Put out more flags

You would have thought that with everything going on in the world the president of the United States would be a busy man.

Yet on Wednesday morning president Donald Trump personally  oversaw the installation of a pair of flagpoles on the White House lawn, one on the south side of the building, the other on the north.

“These are the best poles anywhere in the country or in the world,” the president told a group of reporters assembled to witness construction workers putting one of them up.

“It’s a very exciting project to me,” he said.

That he’s taking on such major White House building projects in his second term – after coming under fire for changes to the space during his first – reflects an emboldened Trump impervious to criticism.

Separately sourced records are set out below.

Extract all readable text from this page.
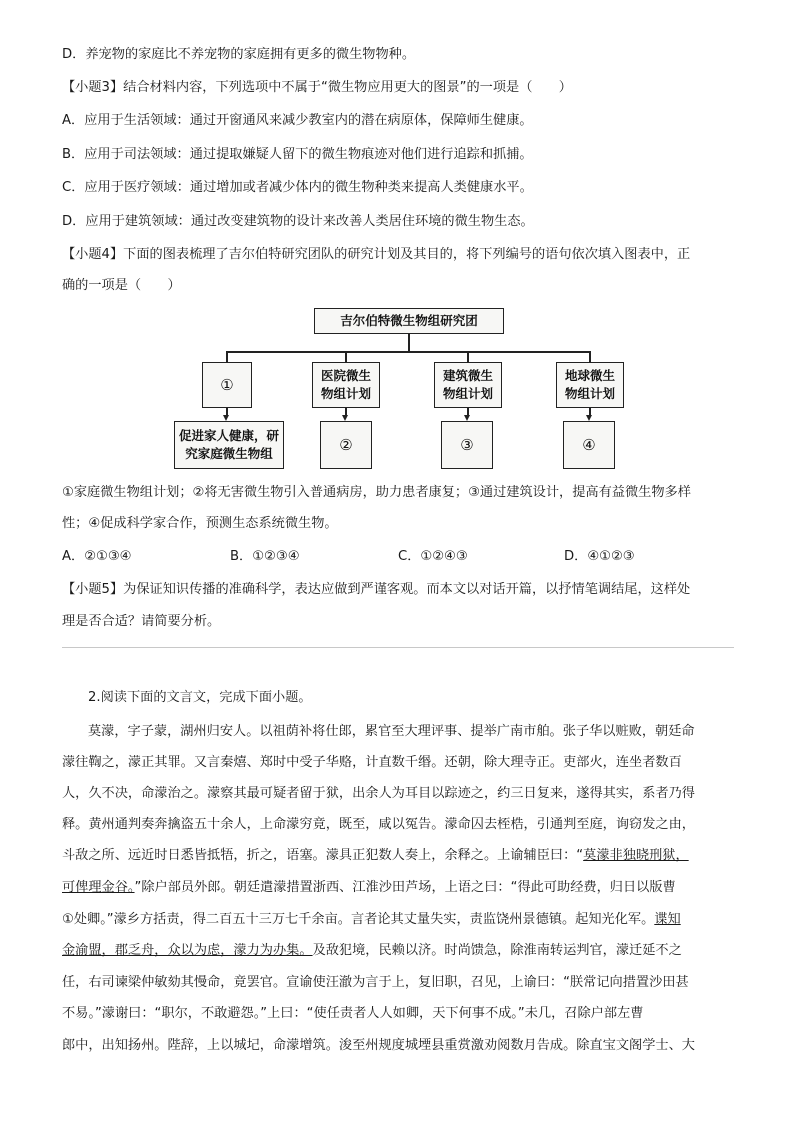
D．养宠物的家庭比不养宠物的家庭拥有更多的微生物物种。
【小题3】结合材料内容，下列选项中不属于“微生物应用更大的图景”的一项是（　　）
A．应用于生活领域：通过开窗通风来减少教室内的潜在病原体，保障师生健康。
B．应用于司法领域：通过提取嫌疑人留下的微生物痕迹对他们进行追踪和抓捕。
C．应用于医疗领域：通过增加或者减少体内的微生物种类来提高人类健康水平。
D．应用于建筑领域：通过改变建筑物的设计来改善人类居住环境的微生物生态。
【小题4】下面的图表梳理了吉尔伯特研究团队的研究计划及其目的，将下列编号的语句依次填入图表中，正
确的一项是（　　）
吉尔伯特微生物组研究团
①
医院微生
物组计划
建筑微生
物组计划
地球微生
物组计划
促进家人健康，研
究家庭微生物组	②	③	④
①家庭微生物组计划；②将无害微生物引入普通病房，助力患者康复；③通过建筑设计，提高有益微生物多样
性；④促成科学家合作，预测生态系统微生物。
A．②①③④	B．①②③④	C．①②④③	D．④①②③
【小题5】为保证知识传播的准确科学，表达应做到严谨客观。而本文以对话开篇，以抒情笔调结尾，这样处
理是否合适？请简要分析。
2.阅读下面的文言文，完成下面小题。
莫濛，字子蒙，湖州归安人。以祖荫补将仕郎，累官至大理评事、提举广南市舶。张子华以赃败，朝廷命
濛往鞫之，濛正其罪。又言秦熺、郑时中受子华赂，计直数千缗。还朝，除大理寺正。吏部火，连坐者数百
人，久不决，命濛治之。濛察其最可疑者留于狱，出余人为耳目以踪迹之，约三日复来，遂得其实，系者乃得
释。黄州通判奏奔擒盗五十余人，上命濛穷竟，既至，咸以冤告。濛命囚去桎梏，引通判至庭，询窃发之由，
斗敌之所、远近时日悉皆抵牾，折之，语塞。濛具正犯数人奏上，余释之。上谕辅臣曰：“莫濛非独晓刑狱，
可俾理金谷。”除户部员外郎。朝廷遣濛措置浙西、江淮沙田芦场，上语之曰：“得此可助经费，归日以版曹
①处卿。”濛乡方括责，得二百五十三万七千余亩。言者论其丈量失实，责监饶州景德镇。起知光化军。谍知
金渝盟，郡乏舟，众以为虑，濛力为办集。及敌犯境，民赖以济。时尚馈急，除淮南转运判官，濛迁延不之
任，右司谏梁仲敏劾其慢命，竟罢官。宣谕使汪澈为言于上，复旧职，召见，上谕曰：“朕常记向措置沙田甚
不易。”濛谢曰：“职尔，不敢避怨。”上曰：“使任责者人人如卿，天下何事不成。”未几，召除户部左曹
郎中，出知扬州。陛辞，上以城圮，命濛增筑。浚至州规度城堙县重赏激劝阅数月告成。除直宝文阁学士、大
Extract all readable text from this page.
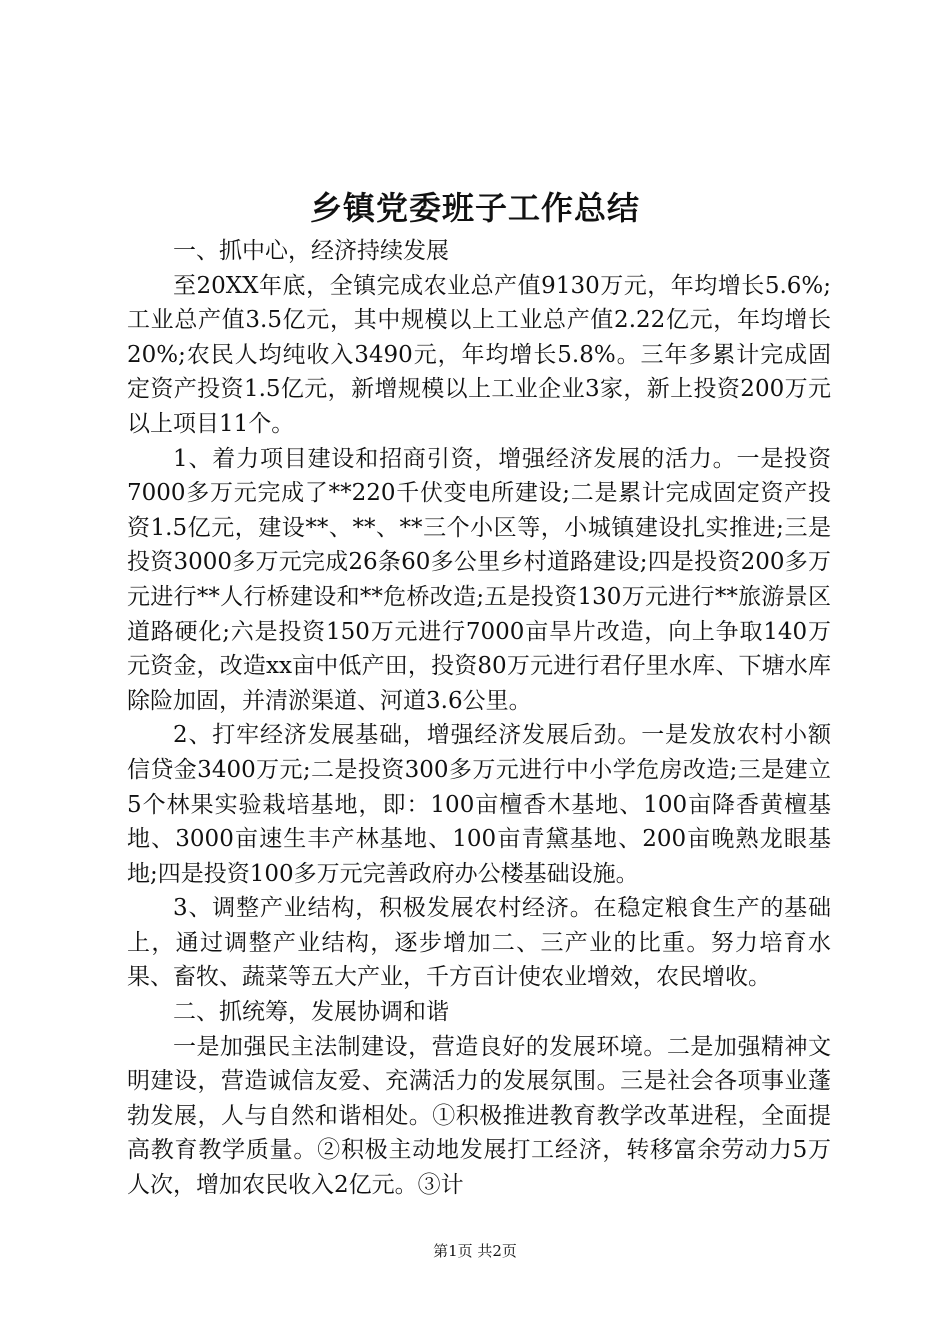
乡镇党委班子工作总结

一、抓中心，经济持续发展

至20XX年底，全镇完成农业总产值9130万元，年均增长5.6%;工业总产值3.5亿元，其中规模以上工业总产值2.22亿元，年均增长20%;农民人均纯收入3490元，年均增长5.8%。三年多累计完成固定资产投资1.5亿元，新增规模以上工业企业3家，新上投资200万元以上项目11个。

1、着力项目建设和招商引资，增强经济发展的活力。一是投资7000多万元完成了**220千伏变电所建设;二是累计完成固定资产投资1.5亿元，建设**、**、**三个小区等，小城镇建设扎实推进;三是投资3000多万元完成26条60多公里乡村道路建设;四是投资200多万元进行**人行桥建设和**危桥改造;五是投资130万元进行**旅游景区道路硬化;六是投资150万元进行7000亩旱片改造，向上争取140万元资金，改造xx亩中低产田，投资80万元进行君仔里水库、下塘水库除险加固，并清淤渠道、河道3.6公里。

2、打牢经济发展基础，增强经济发展后劲。一是发放农村小额信贷金3400万元;二是投资300多万元进行中小学危房改造;三是建立5个林果实验栽培基地，即：100亩檀香木基地、100亩降香黄檀基地、3000亩速生丰产林基地、100亩青黛基地、200亩晚熟龙眼基地;四是投资100多万元完善政府办公楼基础设施。

3、调整产业结构，积极发展农村经济。在稳定粮食生产的基础上，通过调整产业结构，逐步增加二、三产业的比重。努力培育水果、畜牧、蔬菜等五大产业，千方百计使农业增效，农民增收。

二、抓统筹，发展协调和谐

一是加强民主法制建设，营造良好的发展环境。二是加强精神文明建设，营造诚信友爱、充满活力的发展氛围。三是社会各项事业蓬勃发展，人与自然和谐相处。①积极推进教育教学改革进程，全面提高教育教学质量。②积极主动地发展打工经济，转移富余劳动力5万人次，增加农民收入2亿元。③计

第1页 共2页
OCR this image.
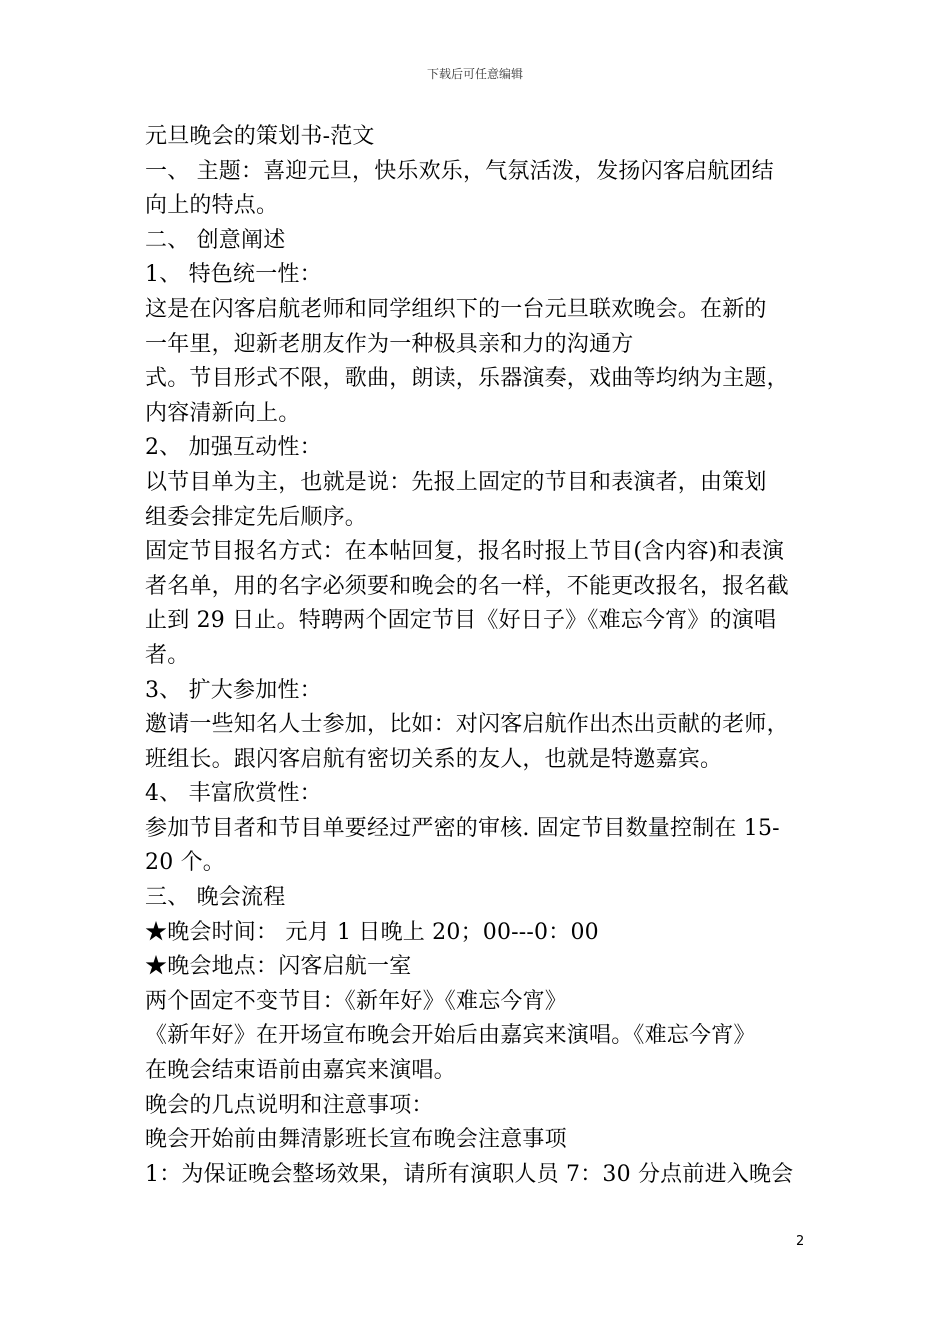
下载后可任意编辑
元旦晚会的策划书-范文
一、 主题：喜迎元旦，快乐欢乐，气氛活泼，发扬闪客启航团结
向上的特点。
二、 创意阐述
1、 特色统一性：
这是在闪客启航老师和同学组织下的一台元旦联欢晚会。在新的
一年里，迎新老朋友作为一种极具亲和力的沟通方
式。节目形式不限，歌曲，朗读，乐器演奏，戏曲等均纳为主题，
内容清新向上。
2、 加强互动性：
以节目单为主，也就是说：先报上固定的节目和表演者，由策划
组委会排定先后顺序。
固定节目报名方式：在本帖回复，报名时报上节目(含内容)和表演
者名单，用的名字必须要和晚会的名一样，不能更改报名，报名截
止到 29 日止。特聘两个固定节目《好日子》《难忘今宵》的演唱
者。
3、 扩大参加性：
邀请一些知名人士参加，比如：对闪客启航作出杰出贡献的老师，
班组长。跟闪客启航有密切关系的友人，也就是特邀嘉宾。
4、 丰富欣赏性：
参加节目者和节目单要经过严密的审核. 固定节目数量控制在 15-
20 个。
三、 晚会流程
★晚会时间： 元月 1 日晚上 20；00---0：00
★晚会地点：闪客启航一室
两个固定不变节目：《新年好》《难忘今宵》
《新年好》在开场宣布晚会开始后由嘉宾来演唱。《难忘今宵》
在晚会结束语前由嘉宾来演唱。
晚会的几点说明和注意事项：
晚会开始前由舞清影班长宣布晚会注意事项
1：为保证晚会整场效果，请所有演职人员 7：30 分点前进入晚会
2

Asked what gave him the idea to make the changes, Trump offered a revealing answer.

“I’ve had it for a long time. In the first term I had it, but, you know, you guys were after me. I said I had to focus. I was the hunted. And now I’m the hunter. There’s a big difference,” he said.

Trump spent nearly an hour inspecting and commenting on the flagpole’s installation, despite heightened international tensions awaiting him. And while he refused to directly answer reporters’ shouted questions about whether he would order the U.S. military to strike Iranian nuclear facilities, his presence on the lawn underscored a president operating at his own pace.

Hours later, Trump returned outside, flanked by, among others, the chairman of the Senate Foreign Relations Committee, his daughter Ivanka Trump and son-in-law Jared Kushner, who were at the White House for the swearing in of Charles Kushner as ambassador to France. The president saluted the large American flag, which required five men to hoist up the newly erected pole.